Building Back Greener: International Environmental Protection and Achieving the Sustainable Development Goals in the Context of COVID-19

The GEC believes that any truly green recovery must begin by listening to people around the world who are impacted most. And especially those who are most vulnerable: poor people, marginalised communities, women, indigenous groups, and many others. Only if all voices are heard can a proper case for action be made – one informed by the perspectives of those it impacts the most.

Economies

Setting a structural agenda for a green economic recovery from COVID-19

The next step is the structural response: transforming the economic system so that it prioritises people over profits, long-term value over short-term gain, and natural wealth over destructive extraction. We must take radical, collective steps to fundamentally reshape our economies via a structural green recovery – with bold new policy ideas, embedding new eco-social priorities for governance, via new financing mechanisms and revenue streams, and building on examples of success that are already emerging.

Nature

Post-COVID Economic Recovery and Natural Capital: Lessons from Brazil
Post-COVID Economic Recovery and Natural Capital: Lessons from India
Post-COVID Economic Recovery and Natural Capital: Lessons from Uganda
Post-COVID Economic Recovery and Natural Capital: Lessons from France

The green recovery will also require a detailed practical response in terms of policies, programmes, investments to invest in natural capital and restore nature. These technical interventions will necessarily be different from country to country, and a context specific response to greening budgets is essential if a nature-based recovery is to be a success.

Governance

Finally, we must ensure that the green recovery is fundamentally accountable: accountable to citizens, to communities, and to the planet. We must ensure that the green recovery is informed by the needs of those who do not currently have a voice – such as indigenous communities, children, non-humans, and those yet to be born. And we need new metrics and measurements to assess how new policies are having an impact, so that policymakers and communities can respond in real time to ensure an adaptive and responsive recovery.

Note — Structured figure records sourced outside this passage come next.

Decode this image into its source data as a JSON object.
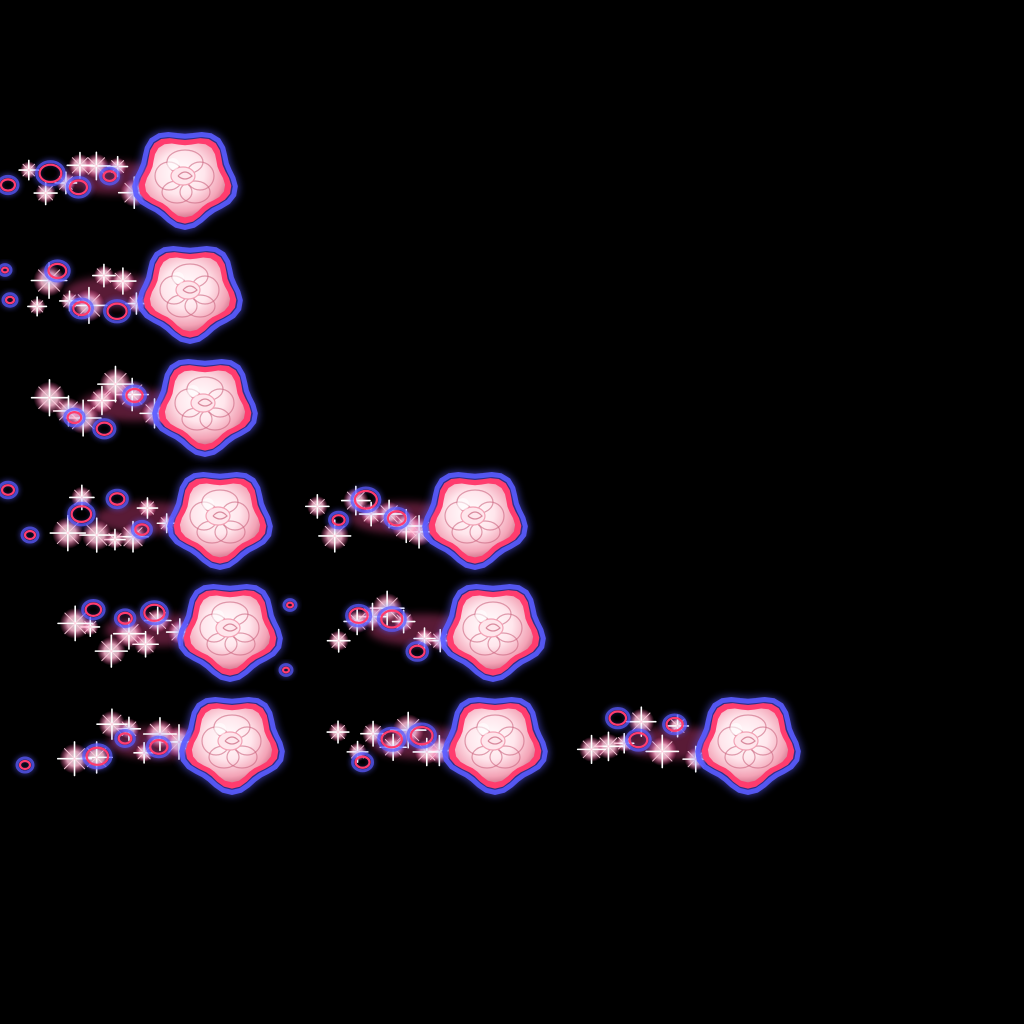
{
  "sprite_sheet": {
    "background_color": "#000000",
    "frame_counts_per_row": [
      1,
      1,
      1,
      2,
      2,
      3
    ],
    "rows": [
      {
        "frames": [
          {
            "icon": "rose-burst-icon"
          }
        ]
      },
      {
        "frames": [
          {
            "icon": "rose-burst-icon"
          }
        ]
      },
      {
        "frames": [
          {
            "icon": "rose-burst-icon"
          }
        ]
      },
      {
        "frames": [
          {
            "icon": "rose-burst-icon"
          },
          {
            "icon": "rose-burst-icon"
          }
        ]
      },
      {
        "frames": [
          {
            "icon": "rose-burst-icon"
          },
          {
            "icon": "rose-burst-icon"
          }
        ]
      },
      {
        "frames": [
          {
            "icon": "rose-burst-icon"
          },
          {
            "icon": "rose-burst-icon"
          },
          {
            "icon": "rose-burst-icon"
          }
        ]
      }
    ],
    "colors": {
      "outer_glow": "#5a5cff",
      "rim": "#ff3c6e",
      "petal_light": "#ffe6ec",
      "petal_mid": "#f3a3b6",
      "petal_shadow": "#c9647e",
      "sparkle": "#ffd0e0",
      "sparkle_core": "#ffffff",
      "sparkle_pink": "#ff4f9a"
    }
  }
}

Our work in all these areas continues into 2022, with the crucial UN environmental meeting at the Stockholm +50 conference in June a particular focus. We will be launching the full synthesis report of the Post-COVID Economic Recovery and Natural Capital project, informed by the four national research papers, at Stockholm, and are planning several other events and launches for the run-up to the conference itself - watch this space.